BASF NanoSelect™ Technology: Innovative Supported Pd- and Pt-based Catalysts for Selective Hydrogenation Reactions

  • Peter T. Witte
  • Peter H. Berben
  • Susan Boland
  • Evert H. Boymans
  • Dieter Vogt
  • John W. Geus
  • Johannes G. DonkervoortEmail author
Open Access
Original Paper

Abstract

An innovative BASF catalyst manufacturing technology (NanoSelect™) is introduced which allows production of heterogeneous catalysts with excellent control over metal crystallite sizes. NanoSelect™ technology enabled the development of Pd catalysts which are lead-free Lindlar catalyst replacements in alkyne-to-cis-alkene hydrogenations. NanoSelect™ Pt catalysts showed excellent chemoselectivity in substituted nitro-arene hydrogenation reactions without build-up of hydroxylamine intermediates. All NanoSelect™ produced catalysts show markedly higher activity per gram of metal leading to ten-fold less use of precious metal.

Keywords

NanoSelect™ Catalyst Catalysis Lindlar replacement Palladium Platinum Alkyne hydrogenation Nitro group reduction 

1 Introduction

Catalysts based on colloidal suspensions attracted much attention in recent years, both as supported [1] and as quasi-homogeneous [2] catalysts.

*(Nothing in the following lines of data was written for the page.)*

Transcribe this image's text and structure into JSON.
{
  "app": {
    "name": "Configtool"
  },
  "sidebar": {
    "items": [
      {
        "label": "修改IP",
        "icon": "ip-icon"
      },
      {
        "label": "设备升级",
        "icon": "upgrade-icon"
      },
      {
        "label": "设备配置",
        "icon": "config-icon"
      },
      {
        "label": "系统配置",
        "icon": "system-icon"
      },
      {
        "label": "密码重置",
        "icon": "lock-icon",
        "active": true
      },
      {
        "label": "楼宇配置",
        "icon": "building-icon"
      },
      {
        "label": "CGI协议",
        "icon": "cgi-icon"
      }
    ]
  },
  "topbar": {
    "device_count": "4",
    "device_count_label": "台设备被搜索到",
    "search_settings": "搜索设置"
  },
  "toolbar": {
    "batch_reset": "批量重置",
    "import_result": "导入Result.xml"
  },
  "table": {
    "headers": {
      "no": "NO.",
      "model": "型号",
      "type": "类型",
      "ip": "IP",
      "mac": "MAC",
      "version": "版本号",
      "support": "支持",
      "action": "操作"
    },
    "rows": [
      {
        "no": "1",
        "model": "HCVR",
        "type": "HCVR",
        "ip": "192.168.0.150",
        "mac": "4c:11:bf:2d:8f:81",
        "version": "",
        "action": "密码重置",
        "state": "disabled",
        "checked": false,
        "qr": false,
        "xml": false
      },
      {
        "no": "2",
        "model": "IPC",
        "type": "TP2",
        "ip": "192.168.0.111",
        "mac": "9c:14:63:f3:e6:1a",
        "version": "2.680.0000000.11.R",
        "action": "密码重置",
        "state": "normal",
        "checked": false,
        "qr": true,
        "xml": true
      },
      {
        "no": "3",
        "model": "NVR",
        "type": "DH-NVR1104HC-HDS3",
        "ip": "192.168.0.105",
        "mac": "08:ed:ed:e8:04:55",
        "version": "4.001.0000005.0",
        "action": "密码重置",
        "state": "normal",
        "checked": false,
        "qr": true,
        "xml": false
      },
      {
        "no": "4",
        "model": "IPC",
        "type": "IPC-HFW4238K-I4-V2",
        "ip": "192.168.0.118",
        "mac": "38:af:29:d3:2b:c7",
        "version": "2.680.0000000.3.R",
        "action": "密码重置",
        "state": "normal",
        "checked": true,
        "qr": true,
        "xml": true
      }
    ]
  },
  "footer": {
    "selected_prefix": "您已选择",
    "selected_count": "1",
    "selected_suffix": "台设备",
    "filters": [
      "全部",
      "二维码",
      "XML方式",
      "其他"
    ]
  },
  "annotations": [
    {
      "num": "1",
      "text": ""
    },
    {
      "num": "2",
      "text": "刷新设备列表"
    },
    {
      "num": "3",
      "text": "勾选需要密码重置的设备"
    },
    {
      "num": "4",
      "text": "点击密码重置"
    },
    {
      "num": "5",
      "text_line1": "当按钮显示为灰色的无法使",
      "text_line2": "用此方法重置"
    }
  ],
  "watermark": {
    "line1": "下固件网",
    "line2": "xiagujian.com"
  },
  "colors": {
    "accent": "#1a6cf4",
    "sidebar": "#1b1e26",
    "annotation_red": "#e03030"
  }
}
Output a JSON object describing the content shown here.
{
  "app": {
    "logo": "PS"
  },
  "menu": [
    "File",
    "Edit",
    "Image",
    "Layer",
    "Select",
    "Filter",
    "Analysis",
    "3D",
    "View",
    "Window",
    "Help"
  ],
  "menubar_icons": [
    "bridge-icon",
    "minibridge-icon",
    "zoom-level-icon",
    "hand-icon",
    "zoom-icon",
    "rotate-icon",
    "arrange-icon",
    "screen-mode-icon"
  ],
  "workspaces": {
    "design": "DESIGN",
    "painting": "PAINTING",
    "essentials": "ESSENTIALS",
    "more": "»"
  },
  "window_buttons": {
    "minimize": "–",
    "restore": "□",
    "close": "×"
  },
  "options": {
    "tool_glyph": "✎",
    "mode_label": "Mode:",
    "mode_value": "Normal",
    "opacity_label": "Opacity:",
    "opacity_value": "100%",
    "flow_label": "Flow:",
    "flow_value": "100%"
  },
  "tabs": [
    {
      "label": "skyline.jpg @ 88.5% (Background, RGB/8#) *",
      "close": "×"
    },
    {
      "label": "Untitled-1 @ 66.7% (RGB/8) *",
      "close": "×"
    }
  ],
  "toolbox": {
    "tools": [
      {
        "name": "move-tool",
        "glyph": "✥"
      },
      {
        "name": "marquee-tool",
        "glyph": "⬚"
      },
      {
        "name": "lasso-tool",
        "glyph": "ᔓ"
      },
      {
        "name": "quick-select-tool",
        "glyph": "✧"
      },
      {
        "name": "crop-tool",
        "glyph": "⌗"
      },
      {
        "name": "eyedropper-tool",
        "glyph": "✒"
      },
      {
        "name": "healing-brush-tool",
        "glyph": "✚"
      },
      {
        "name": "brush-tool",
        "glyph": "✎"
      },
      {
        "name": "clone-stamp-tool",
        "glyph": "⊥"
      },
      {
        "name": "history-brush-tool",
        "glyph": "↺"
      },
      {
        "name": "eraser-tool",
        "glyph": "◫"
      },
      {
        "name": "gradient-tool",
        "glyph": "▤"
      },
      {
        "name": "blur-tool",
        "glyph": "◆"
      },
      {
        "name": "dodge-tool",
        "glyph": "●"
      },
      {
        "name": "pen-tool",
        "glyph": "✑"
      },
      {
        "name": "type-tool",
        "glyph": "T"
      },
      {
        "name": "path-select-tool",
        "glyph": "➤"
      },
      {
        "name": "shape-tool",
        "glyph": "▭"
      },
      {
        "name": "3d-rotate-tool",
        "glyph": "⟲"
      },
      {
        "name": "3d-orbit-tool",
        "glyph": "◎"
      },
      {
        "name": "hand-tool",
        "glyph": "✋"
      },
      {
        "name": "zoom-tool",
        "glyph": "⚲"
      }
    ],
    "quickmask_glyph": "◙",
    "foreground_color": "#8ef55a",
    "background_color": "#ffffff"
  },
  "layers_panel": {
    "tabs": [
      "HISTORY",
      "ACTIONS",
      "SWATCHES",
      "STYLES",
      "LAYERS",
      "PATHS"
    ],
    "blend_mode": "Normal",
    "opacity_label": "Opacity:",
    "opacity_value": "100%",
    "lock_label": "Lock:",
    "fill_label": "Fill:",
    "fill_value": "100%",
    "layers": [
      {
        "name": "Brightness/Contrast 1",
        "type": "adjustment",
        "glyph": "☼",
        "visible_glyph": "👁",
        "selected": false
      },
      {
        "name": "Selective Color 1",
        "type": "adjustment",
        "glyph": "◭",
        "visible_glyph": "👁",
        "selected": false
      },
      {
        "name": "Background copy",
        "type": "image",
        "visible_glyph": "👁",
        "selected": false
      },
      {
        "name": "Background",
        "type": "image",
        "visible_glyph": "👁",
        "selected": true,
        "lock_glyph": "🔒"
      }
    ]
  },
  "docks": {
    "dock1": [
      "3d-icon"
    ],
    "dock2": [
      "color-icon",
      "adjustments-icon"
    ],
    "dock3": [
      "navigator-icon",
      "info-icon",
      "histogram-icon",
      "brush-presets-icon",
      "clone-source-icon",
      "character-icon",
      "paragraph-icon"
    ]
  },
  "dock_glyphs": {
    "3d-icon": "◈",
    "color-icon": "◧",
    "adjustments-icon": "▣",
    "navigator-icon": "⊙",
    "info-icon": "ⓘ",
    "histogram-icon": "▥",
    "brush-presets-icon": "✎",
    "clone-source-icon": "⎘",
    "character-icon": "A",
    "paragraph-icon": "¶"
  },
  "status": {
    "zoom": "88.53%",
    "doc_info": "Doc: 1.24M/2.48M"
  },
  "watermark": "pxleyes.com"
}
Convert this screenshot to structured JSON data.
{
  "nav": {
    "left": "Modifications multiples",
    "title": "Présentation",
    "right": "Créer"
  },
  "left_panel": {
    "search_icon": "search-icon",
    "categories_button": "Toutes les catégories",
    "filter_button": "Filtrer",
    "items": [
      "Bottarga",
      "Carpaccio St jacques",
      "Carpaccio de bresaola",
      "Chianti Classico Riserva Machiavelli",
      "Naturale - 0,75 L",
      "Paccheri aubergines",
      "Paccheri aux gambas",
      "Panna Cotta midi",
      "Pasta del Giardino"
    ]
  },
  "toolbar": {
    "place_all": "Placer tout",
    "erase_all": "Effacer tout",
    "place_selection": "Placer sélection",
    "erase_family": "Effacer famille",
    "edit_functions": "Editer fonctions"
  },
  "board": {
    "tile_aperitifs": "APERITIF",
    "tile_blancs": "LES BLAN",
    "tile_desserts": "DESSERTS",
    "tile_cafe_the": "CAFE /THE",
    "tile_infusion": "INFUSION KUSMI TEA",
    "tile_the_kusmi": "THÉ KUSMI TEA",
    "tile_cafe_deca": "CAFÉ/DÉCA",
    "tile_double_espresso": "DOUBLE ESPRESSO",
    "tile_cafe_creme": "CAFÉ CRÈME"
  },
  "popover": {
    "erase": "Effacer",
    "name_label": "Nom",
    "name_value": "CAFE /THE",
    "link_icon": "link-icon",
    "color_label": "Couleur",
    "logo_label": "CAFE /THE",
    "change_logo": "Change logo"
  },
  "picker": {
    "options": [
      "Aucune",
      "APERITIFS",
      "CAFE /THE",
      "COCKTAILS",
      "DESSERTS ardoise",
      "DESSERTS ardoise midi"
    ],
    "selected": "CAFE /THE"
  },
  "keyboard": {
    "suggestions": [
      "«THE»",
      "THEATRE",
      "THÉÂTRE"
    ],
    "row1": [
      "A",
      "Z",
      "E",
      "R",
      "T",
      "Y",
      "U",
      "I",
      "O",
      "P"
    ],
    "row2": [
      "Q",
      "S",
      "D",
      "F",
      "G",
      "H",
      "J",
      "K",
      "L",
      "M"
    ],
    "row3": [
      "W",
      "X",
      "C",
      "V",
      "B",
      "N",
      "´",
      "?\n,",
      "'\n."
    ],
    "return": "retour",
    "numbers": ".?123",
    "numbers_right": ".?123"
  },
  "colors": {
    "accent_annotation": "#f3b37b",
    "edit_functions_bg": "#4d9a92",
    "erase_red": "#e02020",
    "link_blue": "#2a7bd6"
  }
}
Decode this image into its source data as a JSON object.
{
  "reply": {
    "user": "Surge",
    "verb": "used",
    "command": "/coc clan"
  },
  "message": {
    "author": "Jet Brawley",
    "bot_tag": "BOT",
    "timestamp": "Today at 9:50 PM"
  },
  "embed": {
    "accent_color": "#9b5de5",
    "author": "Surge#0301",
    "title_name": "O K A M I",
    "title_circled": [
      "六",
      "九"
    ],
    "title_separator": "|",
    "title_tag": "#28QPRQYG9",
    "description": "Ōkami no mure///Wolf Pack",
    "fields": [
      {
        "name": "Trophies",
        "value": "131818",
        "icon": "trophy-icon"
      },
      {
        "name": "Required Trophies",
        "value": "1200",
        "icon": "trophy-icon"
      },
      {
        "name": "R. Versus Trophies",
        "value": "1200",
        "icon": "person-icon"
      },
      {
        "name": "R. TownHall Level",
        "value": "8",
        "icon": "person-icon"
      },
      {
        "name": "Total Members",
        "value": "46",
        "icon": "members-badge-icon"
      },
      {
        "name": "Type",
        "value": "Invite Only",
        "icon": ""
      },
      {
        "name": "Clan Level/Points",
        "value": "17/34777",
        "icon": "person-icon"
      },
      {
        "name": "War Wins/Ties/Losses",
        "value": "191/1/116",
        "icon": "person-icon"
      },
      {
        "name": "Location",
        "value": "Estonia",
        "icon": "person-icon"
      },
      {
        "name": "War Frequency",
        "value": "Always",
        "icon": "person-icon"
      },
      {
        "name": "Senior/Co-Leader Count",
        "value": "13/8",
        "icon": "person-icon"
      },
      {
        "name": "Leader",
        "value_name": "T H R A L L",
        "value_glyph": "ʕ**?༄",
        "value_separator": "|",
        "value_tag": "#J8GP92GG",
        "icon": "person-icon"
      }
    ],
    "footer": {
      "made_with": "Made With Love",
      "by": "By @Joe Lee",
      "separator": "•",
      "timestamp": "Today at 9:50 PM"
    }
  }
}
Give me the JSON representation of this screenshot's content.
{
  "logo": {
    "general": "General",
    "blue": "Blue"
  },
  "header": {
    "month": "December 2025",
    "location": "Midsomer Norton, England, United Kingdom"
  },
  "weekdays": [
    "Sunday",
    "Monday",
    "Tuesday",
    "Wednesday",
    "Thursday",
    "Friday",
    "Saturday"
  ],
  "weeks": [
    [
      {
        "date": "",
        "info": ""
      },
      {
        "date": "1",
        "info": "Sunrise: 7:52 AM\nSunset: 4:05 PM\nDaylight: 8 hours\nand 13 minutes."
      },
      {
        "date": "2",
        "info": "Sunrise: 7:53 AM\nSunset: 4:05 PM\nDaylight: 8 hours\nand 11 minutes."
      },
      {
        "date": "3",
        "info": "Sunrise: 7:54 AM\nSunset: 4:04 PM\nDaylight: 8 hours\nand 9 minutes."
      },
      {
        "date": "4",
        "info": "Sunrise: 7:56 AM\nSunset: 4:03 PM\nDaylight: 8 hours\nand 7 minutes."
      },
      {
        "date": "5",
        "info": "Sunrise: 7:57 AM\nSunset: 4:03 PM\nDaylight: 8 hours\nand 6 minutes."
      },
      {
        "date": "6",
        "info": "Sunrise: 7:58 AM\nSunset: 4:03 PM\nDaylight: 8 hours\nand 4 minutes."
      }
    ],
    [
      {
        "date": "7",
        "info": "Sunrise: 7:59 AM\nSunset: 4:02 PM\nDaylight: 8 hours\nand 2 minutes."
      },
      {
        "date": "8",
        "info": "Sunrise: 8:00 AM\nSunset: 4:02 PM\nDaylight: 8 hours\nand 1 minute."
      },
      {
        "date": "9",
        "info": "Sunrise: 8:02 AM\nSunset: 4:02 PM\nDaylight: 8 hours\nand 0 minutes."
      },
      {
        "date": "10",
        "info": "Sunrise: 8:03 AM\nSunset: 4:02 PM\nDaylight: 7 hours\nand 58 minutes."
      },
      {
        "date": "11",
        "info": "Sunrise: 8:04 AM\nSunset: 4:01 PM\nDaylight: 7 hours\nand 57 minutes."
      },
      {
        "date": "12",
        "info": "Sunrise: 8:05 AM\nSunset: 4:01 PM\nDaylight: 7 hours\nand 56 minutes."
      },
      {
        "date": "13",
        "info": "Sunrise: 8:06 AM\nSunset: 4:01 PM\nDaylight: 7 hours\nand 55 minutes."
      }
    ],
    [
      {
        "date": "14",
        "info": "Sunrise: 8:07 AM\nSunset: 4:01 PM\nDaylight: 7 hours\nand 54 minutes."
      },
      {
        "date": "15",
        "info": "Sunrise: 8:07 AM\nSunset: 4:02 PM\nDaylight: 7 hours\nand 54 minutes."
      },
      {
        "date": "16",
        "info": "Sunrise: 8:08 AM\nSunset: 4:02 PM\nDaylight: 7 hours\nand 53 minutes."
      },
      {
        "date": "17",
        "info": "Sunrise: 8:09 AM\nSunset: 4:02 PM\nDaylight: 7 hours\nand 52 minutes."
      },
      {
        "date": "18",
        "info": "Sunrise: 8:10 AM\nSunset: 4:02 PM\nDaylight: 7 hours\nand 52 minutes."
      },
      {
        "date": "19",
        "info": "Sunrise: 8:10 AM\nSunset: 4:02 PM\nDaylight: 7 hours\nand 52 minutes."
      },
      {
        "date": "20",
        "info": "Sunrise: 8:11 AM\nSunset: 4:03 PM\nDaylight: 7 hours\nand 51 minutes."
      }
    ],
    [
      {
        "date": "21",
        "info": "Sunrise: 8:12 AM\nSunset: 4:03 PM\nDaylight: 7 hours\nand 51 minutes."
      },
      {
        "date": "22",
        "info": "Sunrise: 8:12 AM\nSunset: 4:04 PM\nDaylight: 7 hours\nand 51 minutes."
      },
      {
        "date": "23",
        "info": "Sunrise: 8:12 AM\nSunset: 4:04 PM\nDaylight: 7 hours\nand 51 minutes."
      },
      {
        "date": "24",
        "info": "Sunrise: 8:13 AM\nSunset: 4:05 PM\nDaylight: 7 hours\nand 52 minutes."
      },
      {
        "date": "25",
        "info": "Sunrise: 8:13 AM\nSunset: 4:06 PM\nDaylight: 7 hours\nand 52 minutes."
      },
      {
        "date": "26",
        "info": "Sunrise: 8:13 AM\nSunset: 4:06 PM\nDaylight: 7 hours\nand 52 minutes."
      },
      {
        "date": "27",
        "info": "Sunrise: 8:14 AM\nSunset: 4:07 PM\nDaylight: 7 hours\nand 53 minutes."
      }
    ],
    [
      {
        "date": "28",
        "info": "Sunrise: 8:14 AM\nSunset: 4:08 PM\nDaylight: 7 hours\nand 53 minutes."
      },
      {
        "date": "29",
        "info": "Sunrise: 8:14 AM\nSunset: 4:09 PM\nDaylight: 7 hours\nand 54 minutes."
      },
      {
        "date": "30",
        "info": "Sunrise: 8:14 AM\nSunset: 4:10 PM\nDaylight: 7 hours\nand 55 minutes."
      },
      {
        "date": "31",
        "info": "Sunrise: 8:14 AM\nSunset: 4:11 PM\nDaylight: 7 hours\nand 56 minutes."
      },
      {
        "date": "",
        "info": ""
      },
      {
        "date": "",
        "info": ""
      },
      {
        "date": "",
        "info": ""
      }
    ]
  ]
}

These catalysts are prepared by the so-called reduction-deposition method, where a metal is first reduced in solution in the presence of a stabilizer before it is deposited on a heterogeneous support. By using the appropriate reaction conditions, metal crystallites of <10 nm are available [3]. Catalysts produced in this way show sharper metal crystallite size distribution and do not contain large metal crystallites as sometimes observed in traditional catalysts (see right-hand side of Fig. 1).
Fig. 1

TEM image of 5%Pd on C prepared by standard methods

For industrial applications the use of catalysts prepared by reduction-deposition is hampered by their cumbersome preparation. In general low metal concentrations are employed [4], but also the use of low-boiling organic solvents [5], high temperatures [6], very fast addition of reagents [7], or the use of reagents that are expensive or not commercially available [8] makes their production on an industrial scale difficult.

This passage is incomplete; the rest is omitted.